When our colonizers decided to bring us together in what is known as the 1914 amalgamation, little did they know that what they hitherto called Northern and southern protectorates were going to be a blessing for us in disguise. Today we have established the culture of power division between North and south to such a level that if the President is coming from the North the vice President will be produced by the south and vice versa. The same rule applies with respect to the religious affiliations of the President and the vice president. Although these rules are not written in our constitution, any political party that breaks them is not likely going to make it at the polls.

But the office of the President and vice president are not the only important offices in Government. The Government as we have it in Nigeria is made up of three arms, viz. the executive, the legislature and the Judiciary. I will talk about the executive and the legislature; appointments into the judiciary are only for the learned who have gone through formal law institutions and party politics play very little role in them.

Three pairs of offices can be identified in both the executive and the legislature for which, if power is to be truly divided in such a way that Muslims and Christians, Northerners and Southerners will have a sense of belonging then regional and religious factors must be considered. These are President/VP, SGF/Head of Service and Senate President/Speaker. The first two pairs are in the executive while the last is in the legislature.

As bad as the PDP may be, it has been able to share these offices among the two parts of the country and the two religions over the 16 years it was in power. Thus in 1999-2007 we had Obasanjo/Atiku, Ekaete/Yayale and Igbo (a good number of them)/Buhari- Naabba- Masari.  When ‘Yaradua took over we had Yaradua/Jonathan, Kingibe -Yayale/Okeke and Mark/Bankole. The same formula was maintained after Yaradua except for 2011 – 2015 when there was no acceptable Muslim candidate for the office of the speaker from the South and Tambuwal was supported to become the speaker. Many saw it as a compensation for the North West after Buhari was rigged out at the polls.

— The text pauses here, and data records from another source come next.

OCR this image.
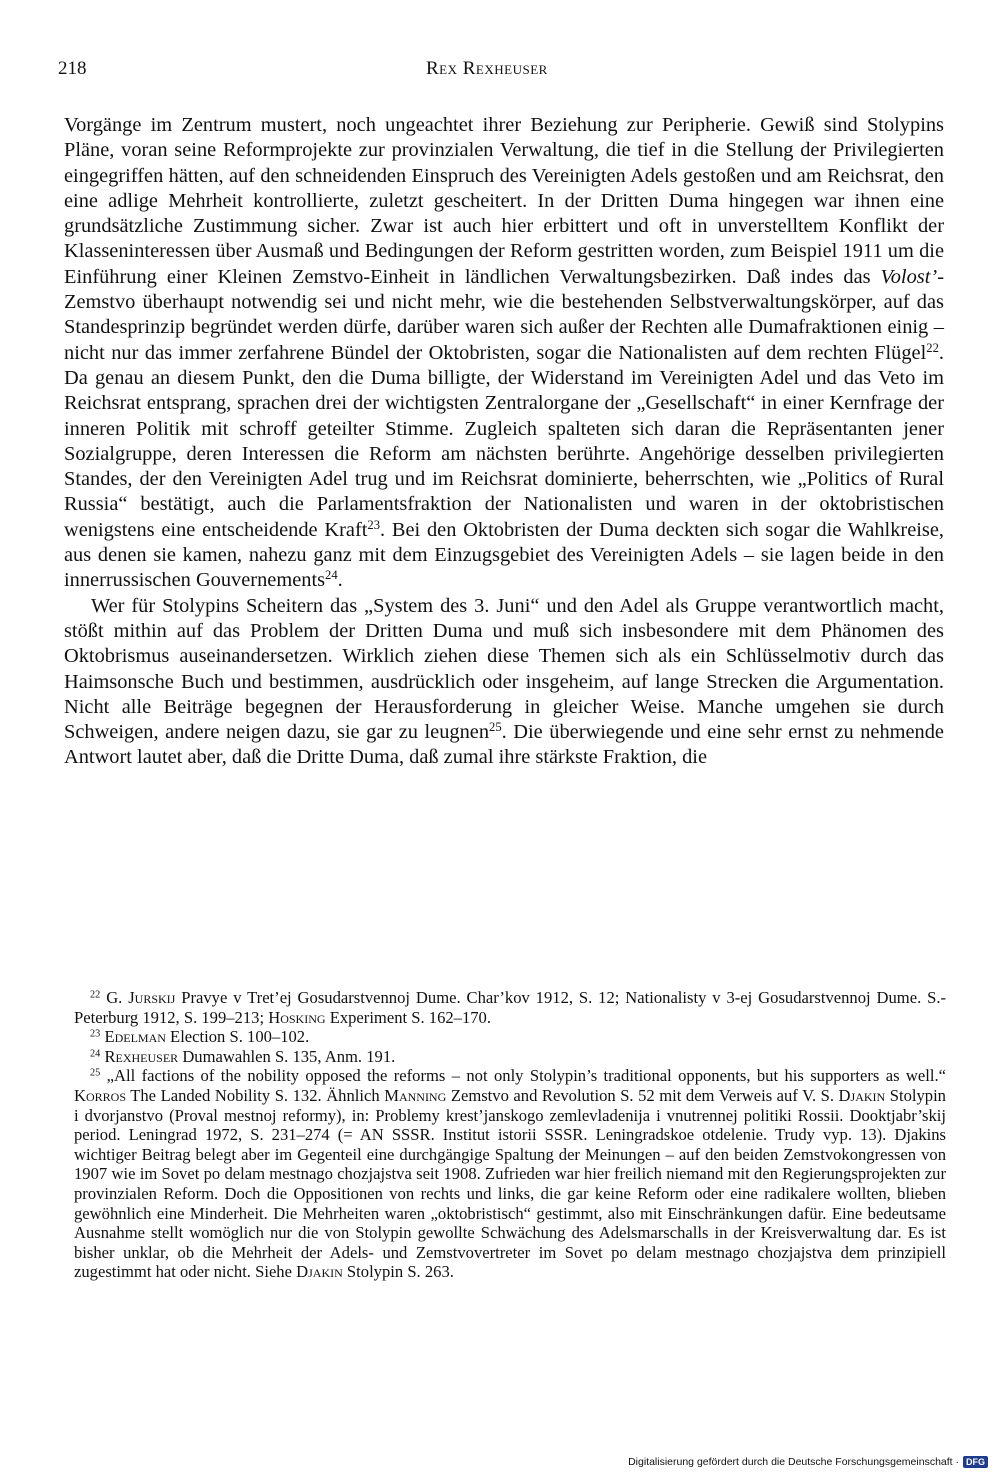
218	Rex Rexheuser

Vorgänge im Zentrum mustert, noch ungeachtet ihrer Beziehung zur Peripherie. Gewiß sind Stolypins Pläne, voran seine Reformprojekte zur provinzialen Verwaltung, die tief in die Stellung der Privilegierten eingegriffen hätten, auf den schneidenden Einspruch des Vereinigten Adels gestoßen und am Reichsrat, den eine adlige Mehrheit kontrollierte, zuletzt gescheitert. In der Dritten Duma hingegen war ihnen eine grundsätzliche Zustimmung sicher. Zwar ist auch hier erbittert und oft in unverstelltem Konflikt der Klasseninteressen über Ausmaß und Bedingungen der Reform gestritten worden, zum Beispiel 1911 um die Einführung einer Kleinen Zemstvo-Einheit in ländlichen Verwaltungsbezirken. Daß indes das Volost’-Zemstvo überhaupt notwendig sei und nicht mehr, wie die bestehenden Selbstverwaltungskörper, auf das Standesprinzip begründet werden dürfe, darüber waren sich außer der Rechten alle Dumafraktionen einig – nicht nur das immer zerfahrene Bündel der Oktobristen, sogar die Nationalisten auf dem rechten Flügel$^{22}$. Da genau an diesem Punkt, den die Duma billigte, der Widerstand im Vereinigten Adel und das Veto im Reichsrat entsprang, sprachen drei der wichtigsten Zentralorgane der „Gesellschaft“ in einer Kernfrage der inneren Politik mit schroff geteilter Stimme. Zugleich spalteten sich daran die Repräsentanten jener Sozialgruppe, deren Interessen die Reform am nächsten berührte. Angehörige desselben privilegierten Standes, der den Vereinigten Adel trug und im Reichsrat dominierte, beherrschten, wie „Politics of Rural Russia“ bestätigt, auch die Parlamentsfraktion der Nationalisten und waren in der oktobristischen wenigstens eine entscheidende Kraft$^{23}$. Bei den Oktobristen der Duma deckten sich sogar die Wahlkreise, aus denen sie kamen, nahezu ganz mit dem Einzugsgebiet des Vereinigten Adels – sie lagen beide in den innerrussischen Gouvernements$^{24}$.

Wer für Stolypins Scheitern das „System des 3. Juni“ und den Adel als Gruppe verantwortlich macht, stößt mithin auf das Problem der Dritten Duma und muß sich insbesondere mit dem Phänomen des Oktobrismus auseinandersetzen. Wirklich ziehen diese Themen sich als ein Schlüsselmotiv durch das Haimsonsche Buch und bestimmen, ausdrücklich oder insgeheim, auf lange Strecken die Argumentation. Nicht alle Beiträge begegnen der Herausforderung in gleicher Weise. Manche umgehen sie durch Schweigen, andere neigen dazu, sie gar zu leugnen$^{25}$. Die überwiegende und eine sehr ernst zu nehmende Antwort lautet aber, daß die Dritte Duma, daß zumal ihre stärkste Fraktion, die

$^{22}$ G. Jurskij Pravye v Tret’ej Gosudarstvennoj Dume. Char’kov 1912, S. 12; Nationalisty v 3-ej Gosudarstvennoj Dume. S.-Peterburg 1912, S. 199–213; Hosking Experiment S. 162–170.

$^{23}$ Edelman Election S. 100–102.

$^{24}$ Rexheuser Dumawahlen S. 135, Anm. 191.

$^{25}$ „All factions of the nobility opposed the reforms – not only Stolypin’s traditional opponents, but his supporters as well.“ Korros The Landed Nobility S. 132. Ähnlich Manning Zemstvo and Revolution S. 52 mit dem Verweis auf V. S. Djakin Stolypin i dvorjanstvo (Proval mestnoj reformy), in: Problemy krest’janskogo zemlevladenija i vnutrennej politiki Rossii. Dooktjabr’skij period. Leningrad 1972, S. 231–274 (= AN SSSR. Institut istorii SSSR. Leningradskoe otdelenie. Trudy vyp. 13). Djakins wichtiger Beitrag belegt aber im Gegenteil eine durchgängige Spaltung der Meinungen – auf den beiden Zemstvokongressen von 1907 wie im Sovet po delam mestnago chozjajstva seit 1908. Zufrieden war hier freilich niemand mit den Regierungsprojekten zur provinzialen Reform. Doch die Oppositionen von rechts und links, die gar keine Reform oder eine radikalere wollten, blieben gewöhnlich eine Minderheit. Die Mehrheiten waren „oktobristisch“ gestimmt, also mit Einschränkungen dafür. Eine bedeutsame Ausnahme stellt womöglich nur die von Stolypin gewollte Schwächung des Adelsmarschalls in der Kreisverwaltung dar. Es ist bisher unklar, ob die Mehrheit der Adels- und Zemstvovertreter im Sovet po delam mestnago chozjajstva dem prinzipiell zugestimmt hat oder nicht. Siehe Djakin Stolypin S. 263.

Digitalisierung gefördert durch die Deutsche Forschungsgemeinschaft · DFG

Of important note in PDP’s power sharing is the rotation of the offices of the President, SP and SGF with power shift. Thus when Obasanjo was in power these offices went to the south and when power shifted to the North, Northerners occupied them. We can also remember that the six offices mentioned above were distributed among the six geopolitical zones.

It is noteworthy that PDP has never announced or debated their sharing formula in public but Nigerians including people like me who are not in partisan politics could see what was happening and were largely satisfied.

What we saw over the last four years was President/VP (N/S, M/C), SGF/HOS (N/S, C/C) and SP/Speaker (N/N, M/C). This is vividly a wrong arrangement for a number of reasons. One, there are three Christians in the four most important offices in the executive. That is why when the President was away for medical treatment, there was visibly no Muslim in the executive corridor. But Nigerian Muslims are easy going; they did not make noise. The question here is, would the Christians ever accept that? Of course it would not happen in the first place. No Christian president will appoint Muslims to occupy the offices of the SGF and HOS at the same time. Secondly, both the speaker and the SGF are Christians from the North East where Christians constitute a minority.

Yes, the Chief of Staff is a Muslim from the North East. But he is only an aide to the president. That he is allowed to become prominent is not good for the personality of the President. Not many of us can remember the names of Chiefs of staff of past presidents even though they were always there.

If APC wants to retain power beyond President Buhari, and many of us will be happy it does, it has to put its house in order and take care of our diversity at the highest level of power play. There is no better time than now that the incoming Federal legislators were supposedly carefully selected to be loyal to the party.

I do not derive any pleasure in pointing at these mistakes and wish the APC had taken care of them and saved Nigerians from public discussions on things that divide them.